Quest’ultima ipotesi sul delitto Pasolini merita di essere illustrata per due motivi. Primo perché si giova dell’autorevole sigillo della Commissione Antimafia. Secondo perché ci dimostra quali patologie intellettuali si possono produrre in un Paese, l’Italia, cui la verità sulla propria storia continua a essere negata. È tale la fame di verità che molti sono indotti a credere a tutto, soprattutto nei casi in cui il racconto si presenta in forme capaci di stimolare la curiosità di un pubblico sempre più depresso e annoiato. Ed è proprio grazie a questa diffusa (e sempre frustrata) ricerca di verità che prospera in Italia la fabbrica dei complotti.
Ma veniamo, nel dettaglio, al giallo Pasolini. L’intellettuale non sarebbe stato ucciso nel corso di un sordido incontro omosex di tipo mercenario, ma sarebbe in realtà caduto in una trappola mortale. I suoi assassini gli avrebbero dato appuntamento all’idroscalo di Ostia, per il tramite del giovane Pino Pelosi, con la promessa di restituirgli una refurtiva cui il poeta-regista teneva in modo particolare: alcune “pizze” di celluloide del suo film allora in uscita (“Salò, le 120 giornate di Sodoma”) che erano state sottratte da un deposito di Cinecittà, senza le quali la pellicola sarebbe uscita monca, come in effetti parve a molti al momento della presentazione del film (avvenuta un mese dopo la morte dell’intellettuale).

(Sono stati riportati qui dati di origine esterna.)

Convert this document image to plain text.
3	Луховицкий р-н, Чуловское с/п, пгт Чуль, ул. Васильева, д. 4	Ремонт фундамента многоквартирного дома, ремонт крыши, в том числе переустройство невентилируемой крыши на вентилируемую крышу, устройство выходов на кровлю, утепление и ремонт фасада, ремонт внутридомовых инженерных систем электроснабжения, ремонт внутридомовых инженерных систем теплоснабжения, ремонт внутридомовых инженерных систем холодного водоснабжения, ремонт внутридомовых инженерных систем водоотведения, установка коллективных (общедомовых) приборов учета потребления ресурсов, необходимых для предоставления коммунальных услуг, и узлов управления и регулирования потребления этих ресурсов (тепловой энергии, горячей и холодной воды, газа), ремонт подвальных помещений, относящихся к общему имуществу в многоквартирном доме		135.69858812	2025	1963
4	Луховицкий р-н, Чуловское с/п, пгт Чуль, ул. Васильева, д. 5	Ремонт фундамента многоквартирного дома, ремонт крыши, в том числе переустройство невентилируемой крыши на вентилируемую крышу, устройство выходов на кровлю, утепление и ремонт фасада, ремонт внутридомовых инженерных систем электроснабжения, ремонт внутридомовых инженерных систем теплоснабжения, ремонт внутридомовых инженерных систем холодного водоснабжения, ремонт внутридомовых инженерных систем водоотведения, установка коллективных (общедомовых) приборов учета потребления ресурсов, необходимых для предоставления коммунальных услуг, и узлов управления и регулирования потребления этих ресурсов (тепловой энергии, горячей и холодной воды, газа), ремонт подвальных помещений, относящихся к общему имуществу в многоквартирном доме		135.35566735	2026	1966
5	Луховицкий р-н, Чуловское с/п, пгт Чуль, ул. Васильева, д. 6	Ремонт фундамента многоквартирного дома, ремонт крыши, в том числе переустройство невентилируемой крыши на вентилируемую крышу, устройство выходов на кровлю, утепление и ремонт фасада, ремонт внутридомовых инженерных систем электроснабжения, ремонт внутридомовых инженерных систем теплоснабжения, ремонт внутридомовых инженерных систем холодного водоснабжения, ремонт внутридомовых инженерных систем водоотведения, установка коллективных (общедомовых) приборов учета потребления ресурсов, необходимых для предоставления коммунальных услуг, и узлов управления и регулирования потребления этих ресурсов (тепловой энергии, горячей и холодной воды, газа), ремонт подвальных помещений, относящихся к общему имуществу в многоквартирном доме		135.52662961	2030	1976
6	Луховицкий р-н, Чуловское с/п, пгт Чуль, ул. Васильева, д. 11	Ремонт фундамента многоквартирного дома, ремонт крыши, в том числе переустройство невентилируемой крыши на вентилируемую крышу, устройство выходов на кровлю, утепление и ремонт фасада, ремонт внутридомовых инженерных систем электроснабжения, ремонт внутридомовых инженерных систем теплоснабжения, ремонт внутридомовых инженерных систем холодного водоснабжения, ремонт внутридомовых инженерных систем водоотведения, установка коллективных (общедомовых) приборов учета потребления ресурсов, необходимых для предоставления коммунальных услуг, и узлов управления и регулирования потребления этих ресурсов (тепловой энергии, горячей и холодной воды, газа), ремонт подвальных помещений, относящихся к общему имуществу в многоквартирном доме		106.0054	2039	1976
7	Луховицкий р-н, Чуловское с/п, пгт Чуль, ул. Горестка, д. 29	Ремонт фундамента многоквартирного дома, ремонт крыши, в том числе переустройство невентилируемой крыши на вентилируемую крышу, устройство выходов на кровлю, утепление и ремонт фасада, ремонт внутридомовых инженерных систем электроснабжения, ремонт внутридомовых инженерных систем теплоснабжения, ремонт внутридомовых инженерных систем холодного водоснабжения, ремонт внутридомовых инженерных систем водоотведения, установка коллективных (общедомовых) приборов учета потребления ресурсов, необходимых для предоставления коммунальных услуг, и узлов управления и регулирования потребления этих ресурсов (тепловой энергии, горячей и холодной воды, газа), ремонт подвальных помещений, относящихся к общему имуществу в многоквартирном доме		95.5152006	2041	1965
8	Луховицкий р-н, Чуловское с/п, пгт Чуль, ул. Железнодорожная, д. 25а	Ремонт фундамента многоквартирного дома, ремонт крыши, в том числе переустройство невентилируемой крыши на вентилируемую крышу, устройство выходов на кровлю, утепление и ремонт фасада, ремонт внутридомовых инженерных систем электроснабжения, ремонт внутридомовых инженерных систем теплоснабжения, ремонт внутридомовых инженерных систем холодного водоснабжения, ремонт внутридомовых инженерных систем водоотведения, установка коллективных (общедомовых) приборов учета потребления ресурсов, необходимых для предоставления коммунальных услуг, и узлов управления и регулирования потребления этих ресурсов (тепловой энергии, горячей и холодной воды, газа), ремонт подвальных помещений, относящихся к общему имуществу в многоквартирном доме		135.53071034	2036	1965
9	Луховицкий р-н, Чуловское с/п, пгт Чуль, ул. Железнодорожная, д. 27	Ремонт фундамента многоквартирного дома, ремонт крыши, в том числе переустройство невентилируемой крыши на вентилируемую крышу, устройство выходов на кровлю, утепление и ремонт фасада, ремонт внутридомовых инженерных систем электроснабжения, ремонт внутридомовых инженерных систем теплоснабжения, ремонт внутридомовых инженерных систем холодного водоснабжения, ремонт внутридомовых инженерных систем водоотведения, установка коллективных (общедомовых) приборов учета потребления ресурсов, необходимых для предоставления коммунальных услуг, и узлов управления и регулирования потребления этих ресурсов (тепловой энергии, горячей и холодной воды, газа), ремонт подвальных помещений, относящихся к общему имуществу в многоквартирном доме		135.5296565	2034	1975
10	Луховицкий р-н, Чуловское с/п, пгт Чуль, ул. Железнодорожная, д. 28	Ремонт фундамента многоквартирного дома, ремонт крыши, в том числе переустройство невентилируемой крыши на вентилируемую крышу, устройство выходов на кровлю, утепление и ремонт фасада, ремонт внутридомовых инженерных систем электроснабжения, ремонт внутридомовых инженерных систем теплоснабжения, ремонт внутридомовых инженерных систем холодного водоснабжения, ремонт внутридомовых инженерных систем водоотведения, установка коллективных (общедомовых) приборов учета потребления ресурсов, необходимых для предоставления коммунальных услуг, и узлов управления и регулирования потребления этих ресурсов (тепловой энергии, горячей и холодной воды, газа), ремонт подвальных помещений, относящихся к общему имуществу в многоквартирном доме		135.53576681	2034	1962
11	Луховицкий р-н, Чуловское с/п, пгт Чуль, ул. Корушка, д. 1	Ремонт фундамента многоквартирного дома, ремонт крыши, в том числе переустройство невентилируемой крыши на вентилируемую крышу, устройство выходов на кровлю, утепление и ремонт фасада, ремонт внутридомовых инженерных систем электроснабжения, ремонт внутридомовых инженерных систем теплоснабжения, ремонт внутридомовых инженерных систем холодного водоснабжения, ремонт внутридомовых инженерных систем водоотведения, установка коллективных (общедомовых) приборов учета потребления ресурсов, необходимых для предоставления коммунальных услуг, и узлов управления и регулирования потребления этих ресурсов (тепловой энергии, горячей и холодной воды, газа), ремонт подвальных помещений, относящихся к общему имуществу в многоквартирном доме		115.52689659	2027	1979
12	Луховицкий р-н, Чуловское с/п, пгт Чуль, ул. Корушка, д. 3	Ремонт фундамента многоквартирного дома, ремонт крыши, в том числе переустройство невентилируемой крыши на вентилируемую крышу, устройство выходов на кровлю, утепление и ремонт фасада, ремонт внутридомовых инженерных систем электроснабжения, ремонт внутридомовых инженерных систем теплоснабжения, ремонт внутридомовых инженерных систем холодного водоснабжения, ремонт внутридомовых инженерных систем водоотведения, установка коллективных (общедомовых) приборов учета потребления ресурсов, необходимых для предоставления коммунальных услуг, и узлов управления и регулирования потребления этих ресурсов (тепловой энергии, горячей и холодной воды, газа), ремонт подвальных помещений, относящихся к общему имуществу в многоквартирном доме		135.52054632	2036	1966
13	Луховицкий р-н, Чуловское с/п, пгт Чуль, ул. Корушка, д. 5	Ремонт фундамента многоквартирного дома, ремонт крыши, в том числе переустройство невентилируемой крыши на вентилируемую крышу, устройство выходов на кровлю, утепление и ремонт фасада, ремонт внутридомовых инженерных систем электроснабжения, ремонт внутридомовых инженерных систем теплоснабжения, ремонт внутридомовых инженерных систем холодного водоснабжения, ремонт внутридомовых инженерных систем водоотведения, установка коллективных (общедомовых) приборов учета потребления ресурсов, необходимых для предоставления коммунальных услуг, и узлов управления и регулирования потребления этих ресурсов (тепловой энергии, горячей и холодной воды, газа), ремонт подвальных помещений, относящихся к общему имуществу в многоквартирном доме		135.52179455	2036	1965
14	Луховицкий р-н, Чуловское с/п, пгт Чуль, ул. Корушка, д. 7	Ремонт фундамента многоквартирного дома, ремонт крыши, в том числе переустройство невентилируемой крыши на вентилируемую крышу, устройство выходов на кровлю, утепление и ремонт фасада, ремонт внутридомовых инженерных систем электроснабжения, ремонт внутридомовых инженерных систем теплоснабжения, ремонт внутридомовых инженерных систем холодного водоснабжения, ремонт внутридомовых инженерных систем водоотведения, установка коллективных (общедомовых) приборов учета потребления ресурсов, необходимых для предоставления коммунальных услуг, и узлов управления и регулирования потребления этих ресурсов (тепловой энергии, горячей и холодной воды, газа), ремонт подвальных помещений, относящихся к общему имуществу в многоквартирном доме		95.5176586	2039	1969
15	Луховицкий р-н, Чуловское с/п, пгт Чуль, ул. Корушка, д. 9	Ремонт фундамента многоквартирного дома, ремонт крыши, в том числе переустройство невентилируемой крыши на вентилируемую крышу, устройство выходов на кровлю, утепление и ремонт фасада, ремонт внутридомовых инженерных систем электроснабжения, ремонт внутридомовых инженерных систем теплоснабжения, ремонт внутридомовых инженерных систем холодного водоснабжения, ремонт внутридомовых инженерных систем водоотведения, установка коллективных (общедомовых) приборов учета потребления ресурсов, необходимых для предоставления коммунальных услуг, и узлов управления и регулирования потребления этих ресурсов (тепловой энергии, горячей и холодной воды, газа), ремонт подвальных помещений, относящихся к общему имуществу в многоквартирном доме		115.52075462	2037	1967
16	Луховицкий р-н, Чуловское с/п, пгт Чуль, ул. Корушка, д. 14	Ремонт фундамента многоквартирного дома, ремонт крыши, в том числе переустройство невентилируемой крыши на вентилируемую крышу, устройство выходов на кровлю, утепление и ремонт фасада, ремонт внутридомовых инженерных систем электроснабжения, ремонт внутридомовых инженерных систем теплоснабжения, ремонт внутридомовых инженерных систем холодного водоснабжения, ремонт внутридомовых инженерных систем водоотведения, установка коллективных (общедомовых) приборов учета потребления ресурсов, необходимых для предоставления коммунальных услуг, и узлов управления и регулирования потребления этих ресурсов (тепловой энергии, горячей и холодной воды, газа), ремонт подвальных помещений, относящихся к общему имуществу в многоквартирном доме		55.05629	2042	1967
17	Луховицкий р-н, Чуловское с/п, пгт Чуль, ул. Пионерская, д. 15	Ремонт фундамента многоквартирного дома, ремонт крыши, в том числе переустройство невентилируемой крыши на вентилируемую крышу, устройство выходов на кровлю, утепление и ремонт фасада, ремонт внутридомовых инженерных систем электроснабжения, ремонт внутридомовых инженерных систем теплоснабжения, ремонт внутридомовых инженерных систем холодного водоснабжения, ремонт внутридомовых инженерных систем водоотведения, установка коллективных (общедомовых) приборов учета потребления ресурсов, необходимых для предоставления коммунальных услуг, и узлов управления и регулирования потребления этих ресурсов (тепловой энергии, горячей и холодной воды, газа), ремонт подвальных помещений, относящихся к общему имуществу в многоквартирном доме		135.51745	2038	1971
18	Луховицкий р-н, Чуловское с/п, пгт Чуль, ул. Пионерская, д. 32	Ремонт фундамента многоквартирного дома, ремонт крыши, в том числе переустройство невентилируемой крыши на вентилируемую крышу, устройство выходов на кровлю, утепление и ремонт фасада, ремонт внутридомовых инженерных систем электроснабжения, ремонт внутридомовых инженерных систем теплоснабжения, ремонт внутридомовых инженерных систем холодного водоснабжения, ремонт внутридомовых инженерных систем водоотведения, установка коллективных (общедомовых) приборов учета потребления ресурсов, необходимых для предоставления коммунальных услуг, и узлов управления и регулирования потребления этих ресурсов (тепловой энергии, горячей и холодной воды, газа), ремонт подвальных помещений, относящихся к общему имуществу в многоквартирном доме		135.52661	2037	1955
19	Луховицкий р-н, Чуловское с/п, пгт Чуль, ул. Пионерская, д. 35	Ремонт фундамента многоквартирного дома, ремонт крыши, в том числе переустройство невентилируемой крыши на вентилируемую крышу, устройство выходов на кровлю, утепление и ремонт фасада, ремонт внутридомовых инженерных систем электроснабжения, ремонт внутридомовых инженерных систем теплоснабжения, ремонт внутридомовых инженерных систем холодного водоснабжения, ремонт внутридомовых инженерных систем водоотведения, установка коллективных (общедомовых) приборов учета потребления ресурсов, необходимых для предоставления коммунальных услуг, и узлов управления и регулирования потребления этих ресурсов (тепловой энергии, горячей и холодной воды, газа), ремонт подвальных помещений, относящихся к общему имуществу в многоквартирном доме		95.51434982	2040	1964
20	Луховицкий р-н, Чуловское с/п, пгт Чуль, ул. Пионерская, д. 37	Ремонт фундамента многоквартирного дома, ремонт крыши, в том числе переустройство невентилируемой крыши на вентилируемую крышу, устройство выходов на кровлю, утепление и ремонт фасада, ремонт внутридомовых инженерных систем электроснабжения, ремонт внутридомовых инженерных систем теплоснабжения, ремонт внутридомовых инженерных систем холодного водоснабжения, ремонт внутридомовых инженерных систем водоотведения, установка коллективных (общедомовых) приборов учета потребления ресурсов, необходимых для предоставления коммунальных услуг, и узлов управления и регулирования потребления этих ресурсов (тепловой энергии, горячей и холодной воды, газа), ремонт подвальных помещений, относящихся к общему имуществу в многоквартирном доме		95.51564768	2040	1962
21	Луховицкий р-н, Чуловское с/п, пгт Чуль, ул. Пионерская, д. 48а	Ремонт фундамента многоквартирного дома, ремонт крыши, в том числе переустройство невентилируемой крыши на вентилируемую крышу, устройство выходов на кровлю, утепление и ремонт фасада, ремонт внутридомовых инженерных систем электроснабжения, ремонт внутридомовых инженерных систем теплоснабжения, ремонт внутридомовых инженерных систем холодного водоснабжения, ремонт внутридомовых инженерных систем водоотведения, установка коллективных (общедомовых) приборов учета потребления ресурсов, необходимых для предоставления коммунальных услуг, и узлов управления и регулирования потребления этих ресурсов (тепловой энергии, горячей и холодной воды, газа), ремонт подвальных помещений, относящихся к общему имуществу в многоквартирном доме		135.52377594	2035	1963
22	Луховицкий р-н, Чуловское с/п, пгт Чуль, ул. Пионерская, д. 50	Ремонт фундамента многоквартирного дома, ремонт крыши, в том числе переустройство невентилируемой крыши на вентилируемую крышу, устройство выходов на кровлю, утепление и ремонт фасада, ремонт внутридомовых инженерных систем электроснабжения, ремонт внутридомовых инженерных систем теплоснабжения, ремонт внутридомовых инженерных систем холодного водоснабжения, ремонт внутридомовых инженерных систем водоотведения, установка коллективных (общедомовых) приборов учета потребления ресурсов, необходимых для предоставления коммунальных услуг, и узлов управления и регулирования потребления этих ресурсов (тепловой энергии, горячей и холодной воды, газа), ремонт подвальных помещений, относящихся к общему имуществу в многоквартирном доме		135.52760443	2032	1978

Se questa è la dinamica dell’omicidio, ne consegue che Pelosi, il quale si autoaccusò come unico responsabile del delitto, avrebbe in realtà conosciuto Pasolini ben prima della sera dell’omicidio. Il ragazzo sarebbe stato al dunque un’esca nelle mani dei veri assassini. Si sarebbe poi autoaccusato solo per paura di ritorsioni. E vale in tale senso la pena ricordare che il reo confesso fu condannato a una pena mite: 9 anni in quanto minorenne.
Gli esecutori materiali sarebbero stati a questo punto più d’uno. E si sarebbe trattato di gente proveniente dalla malavita romana: la banda della Magliana, appunto. Per aggirare l’obiezione della non esistenza, all’epoca, di tale gruppo criminale, gli autori di questa tesi precisano che si sarebbe trattato di killer provenienti dallo stesso ambiente da cui sarebbe poi scaturita la famigerata compagnia di tagliagole. Una spiegazione fumosa. Ma prendiamola per buona. La vera falla è nel movente del delitto: perché mai dei criminali, che rubano qualcosa per ottenere un riscatto, dovrebbero uccidere il proprietario di quello stesso bene trafugato che si è dimostrato disponibile alla trattativa per recuperarlo? Non ha molto senso.
È a questo punto che la teoria del complotto si rivela in tutto il suo splendore. Anche la promessa di restituzione delle “pizze” di celluloide non sarebbe che un’altra esca per attirare Pasolini nell’agguato. Il vero obiettivo è ucciderlo per chiudergli la bocca una volta per tutte. Le mefistofeliche menti che pensarono l’omicidio erano state messe in allarmare dal “profetico” articolo scritto dal poeta un anno prima sul “Corriere della Sera” e nel quale Pasolini affermava di “sapere” i nomi dei veri responsabili della stragi e dei tentativi di golpe ma di non avere le prove. I mandanti dell’omicidio avrebbero in sostanza preso sul serio una provocazione intellettuale, anche perché il poeta stava lavorando a un romanzo, “Petrolio”, nel quale si parlava del caso Mattei e ci sarebbe stato il timore che qualche carta compromettente fosse effettivamente entrata in suo possesso.
Entriamo in sostanza in quella che potremmo chiamare la “Grande Teoria del Complotto italiano”, il mega racconto dei misteri nazionali che lega insieme servizi deviati, Cia, mafia, P2 e banda della Magliana. È la storia occulta d’Italia, le cui chiavi sono probabilmente in archivi all’estero. Legittimo cercare svelare questa storia.
Ma farvi entrare anche la morte di Pasolini è cosa che suscita più di qualche dubbio. Perché non accettare la banalità di una morte in circostanze sordide? Evidentemente, per molti, è come sminuire la statura di un poeta che rimane uno dei più grandi intellettuali italiani della seconda metà del Novecento. Complotto o non complotto.